Hailing from a middle class family, Usha first met her girlfriend Shilpi Gupta through a common friend a year back. Since that first meeting there was not a single day when they did not meet or talk to each other. But now the two lesbian lovers are not allowed to meet.
Shilpi's parents are keeping her under virtual house arrest and she is even barred from using the telephone.
Usha is 20, a graduate and up until recently had been working as a computer instructor. Shilpi is 22. Usha does not shy away from stating "it was love at first sight". She says it started when they began chatting and discovered they have the same way of thinking.
"Shilpi understood my problems and was very supportive. I started loving her. She wanted me to write to her and would often send back the letters after leaving lipstick marks on them as a token of love."
"It has been more than two weeks since we spoke and I haven't seen my partner for almost a month. Life is not the same for me anymore," says Usha Yadav.
Before long, the two could not stay away from each other even for a day. Usha believes there is no reason why she should feel guilty or ashamed of loving another of the same sex.
"I guess I am made differently. I have never felt any affinity for the opposite sex.”
"As a teenager I loved another girl from my class in school but we too were separated as her parents were transferred to a far-off town." Usha became angry when Shilpi was engaged to be married in mid-January.
"I hated the idea of her living with another. Shilpi too hated every bit of it, as she had no interest in the guy."
Shilpi's father says that she repeatedly turned down marriage proposals with men because of her "lesbian relationship with Usha Yadav".
This social pressure directed against the pair made them defiant.
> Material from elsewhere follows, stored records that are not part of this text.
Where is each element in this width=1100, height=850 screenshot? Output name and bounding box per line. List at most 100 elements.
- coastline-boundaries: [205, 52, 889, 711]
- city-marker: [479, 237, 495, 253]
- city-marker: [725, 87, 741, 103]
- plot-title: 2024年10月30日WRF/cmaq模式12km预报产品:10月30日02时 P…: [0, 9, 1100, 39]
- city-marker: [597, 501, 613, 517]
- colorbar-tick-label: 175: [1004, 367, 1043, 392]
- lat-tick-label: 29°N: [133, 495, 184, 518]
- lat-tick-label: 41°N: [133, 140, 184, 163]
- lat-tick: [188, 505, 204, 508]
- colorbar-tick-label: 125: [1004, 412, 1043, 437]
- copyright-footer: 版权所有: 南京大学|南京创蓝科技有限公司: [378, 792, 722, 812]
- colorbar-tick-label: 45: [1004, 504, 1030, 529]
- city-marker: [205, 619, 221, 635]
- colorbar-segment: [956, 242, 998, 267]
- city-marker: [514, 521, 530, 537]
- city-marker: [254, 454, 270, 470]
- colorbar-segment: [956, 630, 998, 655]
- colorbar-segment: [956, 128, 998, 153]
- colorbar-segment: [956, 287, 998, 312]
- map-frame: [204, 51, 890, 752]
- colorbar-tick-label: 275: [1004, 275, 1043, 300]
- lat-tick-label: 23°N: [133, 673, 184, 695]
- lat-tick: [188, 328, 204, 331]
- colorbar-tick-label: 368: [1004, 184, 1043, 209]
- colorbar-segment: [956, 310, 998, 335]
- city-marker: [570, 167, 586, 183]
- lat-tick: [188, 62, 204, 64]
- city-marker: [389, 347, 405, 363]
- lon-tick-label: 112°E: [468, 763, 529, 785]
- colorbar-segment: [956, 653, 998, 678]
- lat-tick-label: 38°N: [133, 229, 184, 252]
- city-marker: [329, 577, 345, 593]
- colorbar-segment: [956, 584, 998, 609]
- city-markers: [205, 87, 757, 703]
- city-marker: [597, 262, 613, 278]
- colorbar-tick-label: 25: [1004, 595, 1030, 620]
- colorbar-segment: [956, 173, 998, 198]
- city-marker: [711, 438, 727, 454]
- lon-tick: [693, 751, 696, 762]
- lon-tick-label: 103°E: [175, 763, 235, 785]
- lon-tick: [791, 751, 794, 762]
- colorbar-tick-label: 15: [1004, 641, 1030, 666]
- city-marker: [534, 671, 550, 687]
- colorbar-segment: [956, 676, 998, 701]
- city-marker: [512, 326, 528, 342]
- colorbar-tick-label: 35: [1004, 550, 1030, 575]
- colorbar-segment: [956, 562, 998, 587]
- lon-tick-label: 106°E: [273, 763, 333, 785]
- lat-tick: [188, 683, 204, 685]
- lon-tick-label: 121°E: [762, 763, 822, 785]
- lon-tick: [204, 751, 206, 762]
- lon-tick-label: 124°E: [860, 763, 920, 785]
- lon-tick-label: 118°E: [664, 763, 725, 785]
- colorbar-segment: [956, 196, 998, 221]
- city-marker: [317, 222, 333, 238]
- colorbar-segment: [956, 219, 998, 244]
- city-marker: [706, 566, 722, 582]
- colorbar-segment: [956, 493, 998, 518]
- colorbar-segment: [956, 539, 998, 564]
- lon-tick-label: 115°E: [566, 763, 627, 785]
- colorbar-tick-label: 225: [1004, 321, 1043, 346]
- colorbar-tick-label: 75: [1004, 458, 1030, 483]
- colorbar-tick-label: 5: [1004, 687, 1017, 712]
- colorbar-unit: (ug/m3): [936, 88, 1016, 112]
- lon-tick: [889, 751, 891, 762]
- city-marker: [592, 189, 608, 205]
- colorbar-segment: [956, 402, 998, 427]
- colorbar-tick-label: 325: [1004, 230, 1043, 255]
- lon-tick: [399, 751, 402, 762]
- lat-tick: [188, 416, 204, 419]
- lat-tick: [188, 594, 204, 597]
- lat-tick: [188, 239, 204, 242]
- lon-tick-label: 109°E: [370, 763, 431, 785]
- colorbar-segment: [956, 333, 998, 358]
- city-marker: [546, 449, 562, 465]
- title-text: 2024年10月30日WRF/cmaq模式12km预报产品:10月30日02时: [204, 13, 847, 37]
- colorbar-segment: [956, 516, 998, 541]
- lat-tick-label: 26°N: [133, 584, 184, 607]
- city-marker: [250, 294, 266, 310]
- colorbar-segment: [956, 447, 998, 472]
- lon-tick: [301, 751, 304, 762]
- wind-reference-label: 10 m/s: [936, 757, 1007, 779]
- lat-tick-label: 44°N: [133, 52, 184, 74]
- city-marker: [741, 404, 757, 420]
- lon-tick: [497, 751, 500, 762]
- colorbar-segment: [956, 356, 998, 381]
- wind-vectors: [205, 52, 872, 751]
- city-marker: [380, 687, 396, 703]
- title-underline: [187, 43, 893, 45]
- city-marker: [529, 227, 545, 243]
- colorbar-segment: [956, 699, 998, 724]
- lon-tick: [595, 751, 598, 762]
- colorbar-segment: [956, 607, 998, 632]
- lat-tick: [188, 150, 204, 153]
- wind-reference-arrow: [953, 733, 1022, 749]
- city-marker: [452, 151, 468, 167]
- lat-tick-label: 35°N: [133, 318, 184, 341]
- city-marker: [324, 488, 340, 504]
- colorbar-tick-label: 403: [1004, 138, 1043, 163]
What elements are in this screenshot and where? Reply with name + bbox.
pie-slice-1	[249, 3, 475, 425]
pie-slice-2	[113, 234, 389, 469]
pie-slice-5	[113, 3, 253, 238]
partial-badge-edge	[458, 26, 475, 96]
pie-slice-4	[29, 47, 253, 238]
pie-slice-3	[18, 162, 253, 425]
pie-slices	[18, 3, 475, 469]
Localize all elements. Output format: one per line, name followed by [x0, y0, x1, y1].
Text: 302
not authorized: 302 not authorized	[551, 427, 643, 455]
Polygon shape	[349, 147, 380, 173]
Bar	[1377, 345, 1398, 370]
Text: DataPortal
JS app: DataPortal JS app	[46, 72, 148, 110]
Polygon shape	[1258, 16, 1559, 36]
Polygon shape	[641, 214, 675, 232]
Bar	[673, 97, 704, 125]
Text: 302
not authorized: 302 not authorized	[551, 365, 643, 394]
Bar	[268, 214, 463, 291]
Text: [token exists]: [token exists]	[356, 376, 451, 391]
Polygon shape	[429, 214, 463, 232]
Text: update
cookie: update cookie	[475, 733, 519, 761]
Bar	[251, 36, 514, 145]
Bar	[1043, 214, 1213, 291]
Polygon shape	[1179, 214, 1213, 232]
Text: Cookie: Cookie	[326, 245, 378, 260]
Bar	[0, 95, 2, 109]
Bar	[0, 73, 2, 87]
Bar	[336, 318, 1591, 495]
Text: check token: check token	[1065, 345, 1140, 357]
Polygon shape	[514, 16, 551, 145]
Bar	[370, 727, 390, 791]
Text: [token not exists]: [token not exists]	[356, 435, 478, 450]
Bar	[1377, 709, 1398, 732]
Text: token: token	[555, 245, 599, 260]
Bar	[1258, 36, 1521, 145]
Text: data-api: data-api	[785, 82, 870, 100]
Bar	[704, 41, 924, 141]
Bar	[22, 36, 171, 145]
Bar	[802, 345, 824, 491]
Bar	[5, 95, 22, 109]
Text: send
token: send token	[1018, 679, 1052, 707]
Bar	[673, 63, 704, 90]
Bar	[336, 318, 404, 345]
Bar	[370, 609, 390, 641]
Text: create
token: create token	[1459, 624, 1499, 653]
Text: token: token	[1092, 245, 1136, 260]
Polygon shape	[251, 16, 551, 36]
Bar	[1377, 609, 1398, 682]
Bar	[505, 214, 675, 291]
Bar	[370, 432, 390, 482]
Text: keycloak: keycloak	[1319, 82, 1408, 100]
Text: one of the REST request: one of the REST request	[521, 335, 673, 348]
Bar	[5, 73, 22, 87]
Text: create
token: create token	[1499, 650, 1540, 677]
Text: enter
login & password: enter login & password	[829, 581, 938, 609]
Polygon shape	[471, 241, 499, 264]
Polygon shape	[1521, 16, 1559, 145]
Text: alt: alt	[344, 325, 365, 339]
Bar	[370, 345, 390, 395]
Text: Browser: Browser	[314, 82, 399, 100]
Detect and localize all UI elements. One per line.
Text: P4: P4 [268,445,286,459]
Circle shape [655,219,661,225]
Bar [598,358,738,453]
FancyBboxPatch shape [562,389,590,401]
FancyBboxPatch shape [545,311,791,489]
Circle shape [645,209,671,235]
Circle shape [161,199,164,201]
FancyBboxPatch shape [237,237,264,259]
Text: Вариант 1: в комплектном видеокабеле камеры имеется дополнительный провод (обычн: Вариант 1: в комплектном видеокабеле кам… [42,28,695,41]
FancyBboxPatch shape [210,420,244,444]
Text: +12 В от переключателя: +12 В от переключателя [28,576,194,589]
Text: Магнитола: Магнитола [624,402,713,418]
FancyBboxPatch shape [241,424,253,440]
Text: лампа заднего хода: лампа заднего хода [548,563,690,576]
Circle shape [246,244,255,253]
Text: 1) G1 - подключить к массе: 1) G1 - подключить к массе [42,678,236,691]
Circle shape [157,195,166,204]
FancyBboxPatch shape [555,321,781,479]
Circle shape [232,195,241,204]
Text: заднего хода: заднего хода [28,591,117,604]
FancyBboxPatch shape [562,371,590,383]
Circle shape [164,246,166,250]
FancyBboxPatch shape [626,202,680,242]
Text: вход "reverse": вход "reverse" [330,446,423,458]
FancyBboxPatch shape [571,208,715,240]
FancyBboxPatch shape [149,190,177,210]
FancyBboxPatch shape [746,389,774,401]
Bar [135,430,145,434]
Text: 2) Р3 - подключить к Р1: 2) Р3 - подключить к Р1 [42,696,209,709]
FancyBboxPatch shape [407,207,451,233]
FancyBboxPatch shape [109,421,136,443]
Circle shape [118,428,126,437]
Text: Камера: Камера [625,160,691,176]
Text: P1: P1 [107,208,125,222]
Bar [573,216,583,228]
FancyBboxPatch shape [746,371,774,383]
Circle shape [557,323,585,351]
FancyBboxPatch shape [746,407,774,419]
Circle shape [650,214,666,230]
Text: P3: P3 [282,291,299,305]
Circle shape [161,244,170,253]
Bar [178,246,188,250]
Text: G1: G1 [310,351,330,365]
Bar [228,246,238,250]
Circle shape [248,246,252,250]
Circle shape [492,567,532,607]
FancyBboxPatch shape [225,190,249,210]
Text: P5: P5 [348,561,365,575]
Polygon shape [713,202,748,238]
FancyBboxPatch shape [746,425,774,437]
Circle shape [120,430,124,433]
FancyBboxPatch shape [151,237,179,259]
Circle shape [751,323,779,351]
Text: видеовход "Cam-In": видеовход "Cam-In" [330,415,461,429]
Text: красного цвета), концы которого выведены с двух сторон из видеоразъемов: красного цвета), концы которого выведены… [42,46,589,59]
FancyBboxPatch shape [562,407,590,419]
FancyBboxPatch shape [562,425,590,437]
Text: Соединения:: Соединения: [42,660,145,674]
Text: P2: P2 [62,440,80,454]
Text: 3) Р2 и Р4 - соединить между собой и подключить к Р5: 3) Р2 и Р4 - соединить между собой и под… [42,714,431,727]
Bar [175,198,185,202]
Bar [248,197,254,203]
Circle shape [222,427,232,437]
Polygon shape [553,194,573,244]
"We decided to live together," confesses Usha.
But their elopement in January 2005 to a remote town in Gujarat proved to be short-lived.
Shilpi's parents lodged a complaint against Usha for "kidnapping" their daughter. They were produced before a magistrate in the city who ordered both to return to their parents. The police official dealing with the case, Sarvesh Kumar Mishra, said that the pair demanded the same cell and "shared a deep love".
Shilpi said they were no different from a married couple and that they would not be able to live without each other.